America's poorer counties are new investment boomtowns: study

Illustration of a hundred dollar being built by construction vehicles. 

Illustration: Aïda Amer/Axios

There's an unprecedented building boom underway in America. With it has come a less-noticed phenomenon: a surge of investment into communities left behind in the last economic expansion.

Why it matters: Poorer counties with lower employment rates have attracted a large share of the hundreds of billions of dollars allocated for clean energy projects, semiconductor mega-factories and more.

  • If sustained, the investment surge has the potential to help reshape local economies — a sharp departure from the 2010s, a period that saw more muted investment in these parts of the country.

Driving the news: These counties have received a disproportionate share of investments relative to their economic output, according to a new report from the Brookings Institute and Massachusetts Institute of Technology.

  • The researchers look at private investment in economically distressed communities — the 1,071 counties with a median income below $75,000 and prime-age employment that significantly lags the national average.
  • "The previous three years of data indicate that after decades of economic divergence, strategic sector investment patterns are including more places that have historically been left out of economic growth," the report says.

The big picture: The building boom has been spurred in part by money allocated under Biden-era legislation — the Inflation Reduction Act, Bipartisan Infrastructure Law, and CHIPS and Science Act — that's helping put a floor under the national economy and sustaining demand for workers.

  • Some of that legislation provides incentives for investments in low-income areas.
  • Since 2021, distressed communities received 16% of investments in clean energy, chips, bio-manufacturing and other industries. That's double their share of national GDP and about 1.2 times their share of the U.S. population.
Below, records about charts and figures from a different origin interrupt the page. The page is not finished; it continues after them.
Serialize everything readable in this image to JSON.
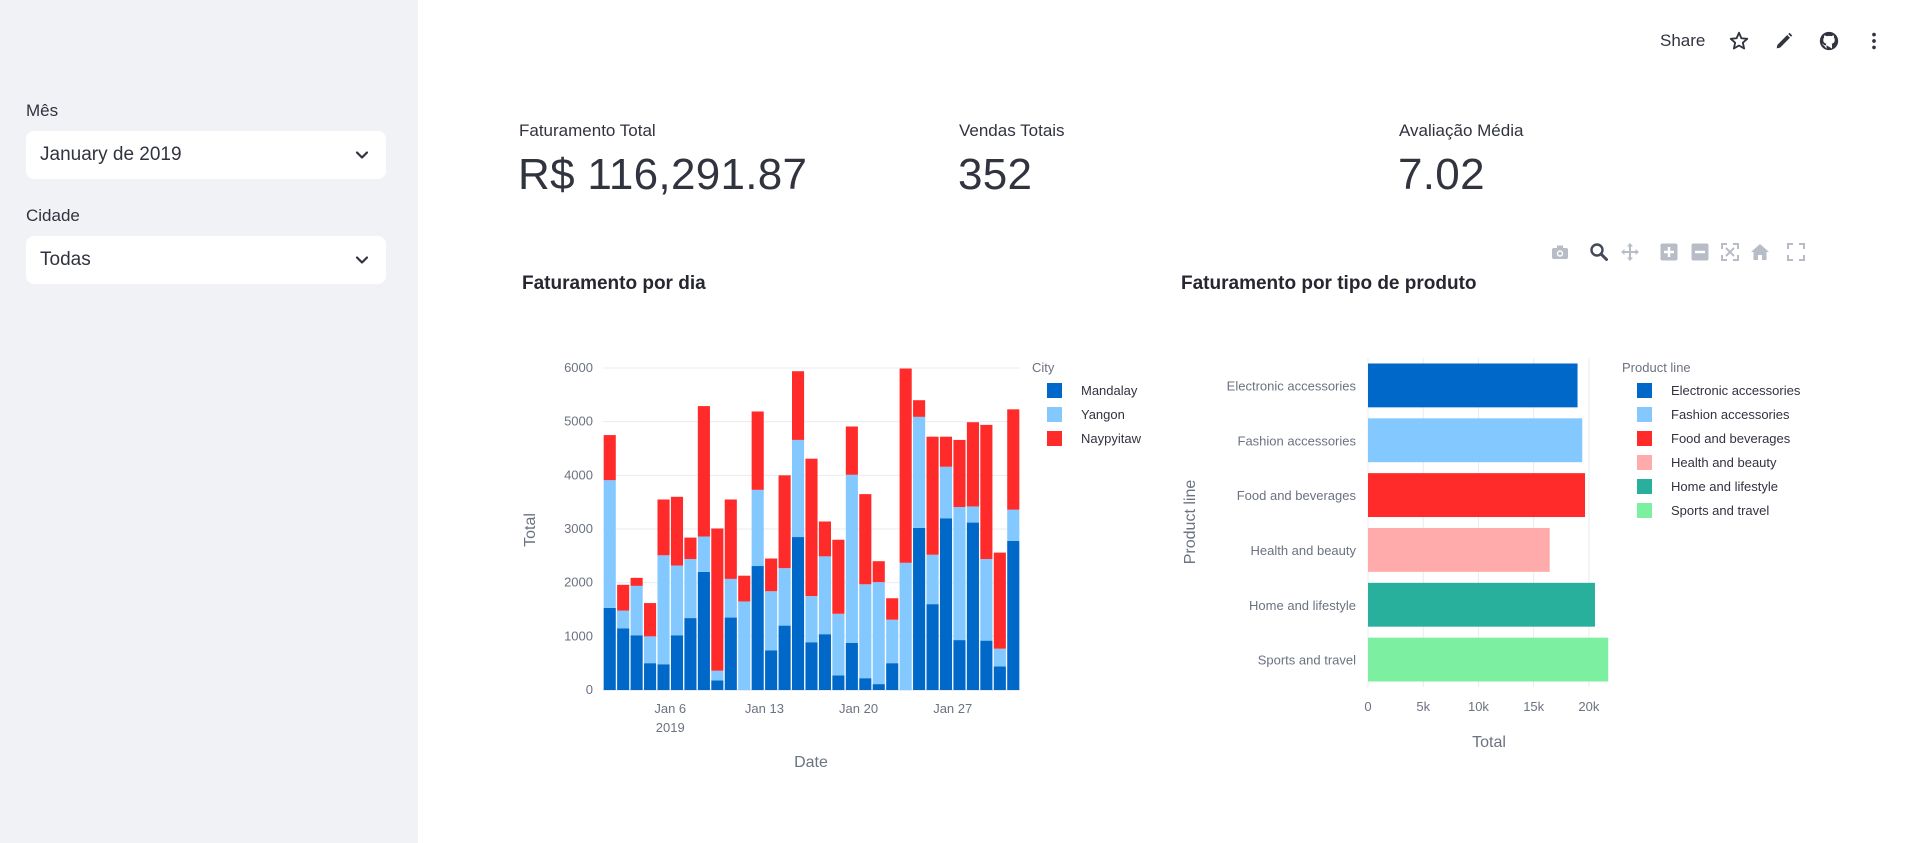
{
  "sidebar": {
    "month_label": "Mês",
    "month_value": "January de 2019",
    "city_label": "Cidade",
    "city_value": "Todas"
  },
  "toolbar": {
    "share_label": "Share",
    "icons": [
      "star-icon",
      "edit-icon",
      "github-icon",
      "more-vert-icon"
    ]
  },
  "metrics": [
    {
      "label": "Faturamento Total",
      "value": "R$ 116,291.87"
    },
    {
      "label": "Vendas Totais",
      "value": "352"
    },
    {
      "label": "Avaliação Média",
      "value": "7.02"
    }
  ],
  "modebar": [
    "camera-icon",
    "zoom-icon",
    "pan-icon",
    "zoom-in-icon",
    "zoom-out-icon",
    "autoscale-icon",
    "reset-axes-icon",
    "fullscreen-icon"
  ],
  "charts": {
    "daily": {
      "title": "Faturamento por dia",
      "xlabel": "Date",
      "ylabel": "Total",
      "legend_title": "City"
    },
    "product": {
      "title": "Faturamento por tipo de produto",
      "xlabel": "Total",
      "ylabel": "Product line",
      "legend_title": "Product line"
    }
  },
  "chart_data": [
    {
      "type": "bar",
      "stacked": true,
      "title": "Faturamento por dia",
      "xlabel": "Date",
      "ylabel": "Total",
      "ylim": [
        0,
        6000
      ],
      "yticks": [
        0,
        1000,
        2000,
        3000,
        4000,
        5000,
        6000
      ],
      "x_tick_labels": [
        "Jan 6",
        "Jan 13",
        "Jan 20",
        "Jan 27"
      ],
      "x_tick_days": [
        6,
        13,
        20,
        27
      ],
      "x_year_label": "2019",
      "legend_title": "City",
      "categories": [
        1,
        2,
        3,
        4,
        5,
        6,
        7,
        8,
        9,
        10,
        11,
        12,
        13,
        14,
        15,
        16,
        17,
        18,
        19,
        20,
        21,
        22,
        23,
        24,
        25,
        26,
        27,
        28,
        29,
        30,
        31
      ],
      "series": [
        {
          "name": "Mandalay",
          "color": "#0068c9",
          "values": [
            1530,
            1150,
            1020,
            500,
            480,
            1020,
            1340,
            2200,
            180,
            1350,
            0,
            2310,
            740,
            1200,
            2850,
            890,
            1040,
            270,
            880,
            220,
            110,
            500,
            0,
            3020,
            1600,
            3200,
            930,
            3120,
            920,
            440,
            2780
          ]
        },
        {
          "name": "Yangon",
          "color": "#83c9ff",
          "values": [
            2380,
            330,
            920,
            500,
            2030,
            1300,
            1100,
            660,
            180,
            720,
            1650,
            1420,
            1100,
            1070,
            1810,
            860,
            1450,
            1150,
            3130,
            1750,
            1900,
            810,
            2370,
            2070,
            920,
            960,
            2480,
            300,
            1520,
            330,
            580
          ]
        },
        {
          "name": "Naypyitaw",
          "color": "#ff2b2b",
          "values": [
            840,
            480,
            150,
            620,
            1040,
            1280,
            400,
            2430,
            2650,
            1480,
            480,
            1460,
            610,
            1730,
            1280,
            2560,
            650,
            1380,
            900,
            1680,
            390,
            400,
            3620,
            310,
            2200,
            560,
            1250,
            1570,
            2500,
            1790,
            1870
          ]
        }
      ]
    },
    {
      "type": "bar",
      "orientation": "horizontal",
      "title": "Faturamento por tipo de produto",
      "xlabel": "Total",
      "ylabel": "Product line",
      "xlim": [
        0,
        22000
      ],
      "xticks": [
        0,
        5000,
        10000,
        15000,
        20000
      ],
      "xtick_labels": [
        "0",
        "5k",
        "10k",
        "15k",
        "20k"
      ],
      "legend_title": "Product line",
      "categories": [
        "Electronic accessories",
        "Fashion accessories",
        "Food and beverages",
        "Health and beauty",
        "Home and lifestyle",
        "Sports and travel"
      ],
      "values": [
        18970,
        19400,
        19650,
        16450,
        20550,
        21750
      ],
      "colors": [
        "#0068c9",
        "#83c9ff",
        "#ff2b2b",
        "#ffabab",
        "#29b09d",
        "#7defa1"
      ]
    }
  ]
}
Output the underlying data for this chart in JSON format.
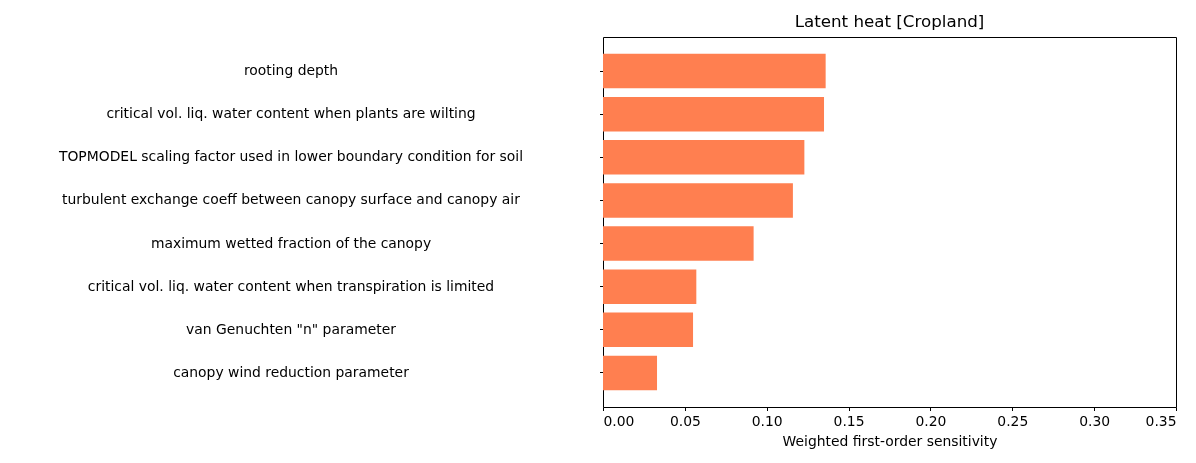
{
  "chart_data": {
    "type": "bar",
    "orientation": "horizontal",
    "title": "Latent heat [Cropland]",
    "xlabel": "Weighted first-order sensitivity",
    "categories": [
      "rooting depth",
      "critical vol. liq. water content when plants are wilting",
      "TOPMODEL scaling factor used in lower boundary condition for soil",
      "turbulent exchange coeff between canopy surface and canopy air",
      "maximum wetted fraction of the canopy",
      "critical vol. liq. water content when transpiration is limited",
      "van Genuchten \"n\" parameter",
      "canopy wind reduction parameter"
    ],
    "values": [
      0.136,
      0.135,
      0.123,
      0.116,
      0.092,
      0.057,
      0.055,
      0.033
    ],
    "color": "#ff7f50",
    "xlim": [
      0,
      0.35
    ],
    "xticks": [
      {
        "value": 0,
        "label": "0.00"
      },
      {
        "value": 0.05,
        "label": "0.05"
      },
      {
        "value": 0.1,
        "label": "0.10"
      },
      {
        "value": 0.15,
        "label": "0.15"
      },
      {
        "value": 0.2,
        "label": "0.20"
      },
      {
        "value": 0.25,
        "label": "0.25"
      },
      {
        "value": 0.3,
        "label": "0.30"
      },
      {
        "value": 0.35,
        "label": "0.35"
      }
    ],
    "grid": false
  }
}
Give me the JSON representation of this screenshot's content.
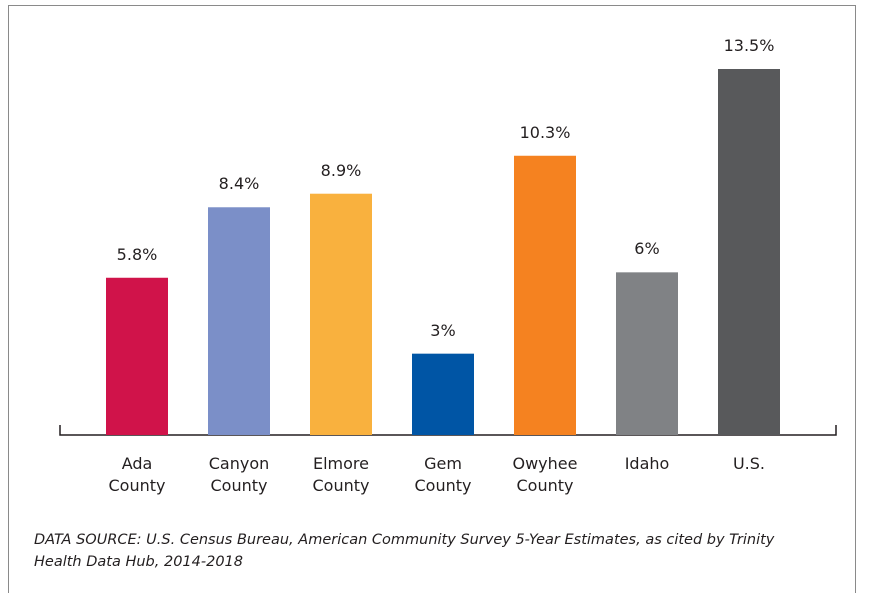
{
  "chart_data": {
    "type": "bar",
    "categories": [
      "Ada County",
      "Canyon County",
      "Elmore County",
      "Gem County",
      "Owyhee County",
      "Idaho",
      "U.S."
    ],
    "values": [
      5.8,
      8.4,
      8.9,
      3,
      10.3,
      6,
      13.5
    ],
    "value_labels": [
      "5.8%",
      "8.4%",
      "8.9%",
      "3%",
      "10.3%",
      "6%",
      "13.5%"
    ],
    "colors": [
      "#d0134a",
      "#7b8fc8",
      "#f9b13e",
      "#0055a5",
      "#f58220",
      "#808285",
      "#58595b"
    ],
    "source": "DATA SOURCE: U.S. Census Bureau, American Community Survey 5-Year Estimates, as cited by Trinity Health Data Hub, 2014-2018"
  }
}
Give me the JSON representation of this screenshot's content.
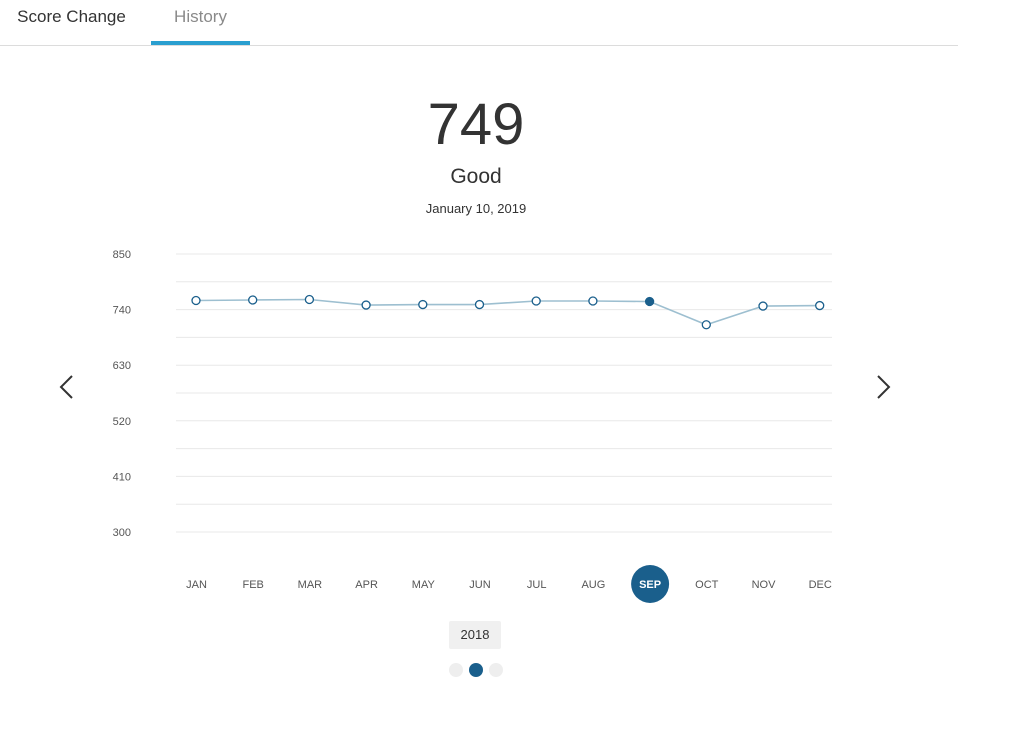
{
  "tabs": [
    {
      "label": "Score Change",
      "active": false
    },
    {
      "label": "History",
      "active": true
    }
  ],
  "score": {
    "value": "749",
    "rating": "Good",
    "date": "January 10, 2019"
  },
  "colors": {
    "accent_tab": "#2a9fd0",
    "line": "#9dbfd0",
    "point_stroke": "#1a5f8c",
    "selected": "#1a5f8c",
    "grid": "#e8e8e8"
  },
  "chart_data": {
    "type": "line",
    "categories": [
      "JAN",
      "FEB",
      "MAR",
      "APR",
      "MAY",
      "JUN",
      "JUL",
      "AUG",
      "SEP",
      "OCT",
      "NOV",
      "DEC"
    ],
    "series": [
      {
        "values": [
          758,
          759,
          760,
          749,
          750,
          750,
          757,
          757,
          756,
          710,
          747,
          748
        ]
      }
    ],
    "yticks": [
      "850",
      "740",
      "630",
      "520",
      "410",
      "300"
    ],
    "ylim": [
      300,
      850
    ],
    "grid": true,
    "selected_category": "SEP"
  },
  "nav": {
    "prev_icon": "chevron-left-icon",
    "next_icon": "chevron-right-icon"
  },
  "year": "2018",
  "pagination": {
    "count": 3,
    "active": 1
  }
}
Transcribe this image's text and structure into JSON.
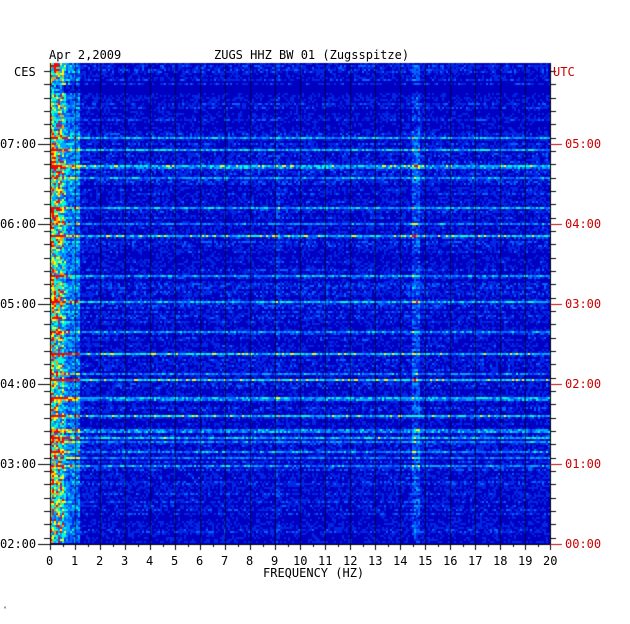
{
  "header": {
    "date": "Apr 2,2009",
    "station": "ZUGS HHZ BW 01 (Zugsspitze)",
    "left_tz": "CES",
    "right_tz": "UTC"
  },
  "chart_data": {
    "type": "heatmap",
    "title": "ZUGS HHZ BW 01 (Zugsspitze)",
    "subtitle": "Apr 2,2009",
    "xlabel": "FREQUENCY (HZ)",
    "ylabel_left": "CES",
    "ylabel_right": "UTC",
    "xlim": [
      0,
      20
    ],
    "x_ticks": [
      "0",
      "1",
      "2",
      "3",
      "4",
      "5",
      "6",
      "7",
      "8",
      "9",
      "10",
      "11",
      "12",
      "13",
      "14",
      "15",
      "16",
      "17",
      "18",
      "19",
      "20"
    ],
    "y_ticks_left": [
      "07:00",
      "06:00",
      "05:00",
      "04:00",
      "03:00",
      "02:00"
    ],
    "y_ticks_right": [
      "05:00",
      "04:00",
      "03:00",
      "02:00",
      "01:00",
      "00:00"
    ],
    "grid": true
  },
  "colors": {
    "background_blue": "#0000c8",
    "mid_blue": "#0050ff",
    "cyan": "#00c8ff",
    "yellow": "#ffff00",
    "red": "#ff0000",
    "axis": "#000000",
    "utc_text": "#cc0000"
  },
  "footer": {
    "mark": "ᵛ"
  }
}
Between the lines: When compared to overall private investment, investments in these specific industries are more likely to go to distressed communities.

  • "Distressed communities are attracting new clean energy and semiconductor investment at roughly twice the rate of traditional private investment," says Brian Deese, former top White House economic adviser who joined MIT last year.
  • "If this trend continues, it has the potential to change the economic geography of the country and create economic opportunity in parts of this country that too many people have written off in the past," says Deese, an author of the report and a key architect of Biden's industrial policy.

The intrigue: These counties are mainly concentrated in southern states but include some areas in the Northeast, West and Midwest.

  • In effect, it's created a new center for American private investment — a much different trend than that seen in the 2010-2020 period.
  • During that time, distressed counties received an average of 8% of total private fixed investment (excluding residential investments) — roughly the same as their share of national GDP.

The huge question heading into the 2024 election is what credit Biden gets for the investment boom.

  • In some states, Republicans are taking credit for the manufacturing renaissance, Axios' Hans Nichols has reported.